Es ist diese Enklave des Ostens im Westen, die am 13. August 1961 von Vorteil dabei ist, elf Ost-West-Übergänge im Gesamtnetz schlagartig zu unterbrechen. Als im Spätsommer 1980 S-Bahner in Westberlin während eines Streiks die Stellwerke Halensee und Zoologischer Garten besetzen, rückt DDR-Personal an und räumt. Dietrich Stobbe (SPD), seinerzeit Regierender Bürgermeister im Schöneberger Rathaus, den die Streikenden um Beistand anrufen, spricht von „legitimen Handlungen“. Die Reichsbahn müsse ihre Interessen als Eigentümer durchsetzen. Nicht nur der S-Bahn-, auch der Fernverkehr von und nach Westberlin hatte gelitten. Was das historische Gedächtnis mittlerweile ausblendet: Als die DDR gleich nach dem 13. August 1961 ihr S-Bahn-Mandat gebraucht, um auf Westberliner Bahnhöfen Passierscheine auszugeben, die im Härtefall einen Weg in den Osten ebnen, reagiert der Polizeipräsident von Westberlin mit dem Bescheid, eine solche Praxis habe nichts mit dem S-Bahn-Betrieb zu tun und sei umgehend zu unterlassen.
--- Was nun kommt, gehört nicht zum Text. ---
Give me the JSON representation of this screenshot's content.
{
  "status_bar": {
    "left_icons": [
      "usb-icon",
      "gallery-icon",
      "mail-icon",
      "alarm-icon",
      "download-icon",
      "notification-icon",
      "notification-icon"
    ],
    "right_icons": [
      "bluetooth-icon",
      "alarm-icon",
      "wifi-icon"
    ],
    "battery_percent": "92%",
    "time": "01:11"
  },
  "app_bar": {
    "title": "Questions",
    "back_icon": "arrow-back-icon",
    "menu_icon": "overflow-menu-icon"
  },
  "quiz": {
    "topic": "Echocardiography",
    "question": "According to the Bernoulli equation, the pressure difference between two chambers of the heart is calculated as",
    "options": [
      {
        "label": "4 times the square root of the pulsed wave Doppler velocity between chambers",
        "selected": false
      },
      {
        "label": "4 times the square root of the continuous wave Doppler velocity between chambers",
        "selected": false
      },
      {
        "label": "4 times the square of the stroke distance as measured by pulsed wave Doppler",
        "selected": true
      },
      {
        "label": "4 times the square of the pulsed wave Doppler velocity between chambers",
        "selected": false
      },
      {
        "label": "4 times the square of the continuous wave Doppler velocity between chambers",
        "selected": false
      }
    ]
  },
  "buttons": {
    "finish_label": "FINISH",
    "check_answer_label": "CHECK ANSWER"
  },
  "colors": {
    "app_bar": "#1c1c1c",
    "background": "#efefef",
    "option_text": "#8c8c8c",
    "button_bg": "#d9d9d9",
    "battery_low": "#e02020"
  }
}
Es waltet die Furcht, der DDR politische Rechte einzuräumen, die sich als indirekte Anerkennung deuten lassen. Noch gilt die Hallstein-Doktrin und damit der Alleinvertretungsanspruch des westdeutschen Staates, der sich für Westberlin zuständig fühlt – humanitäre Belange haben da nichts zu suchen.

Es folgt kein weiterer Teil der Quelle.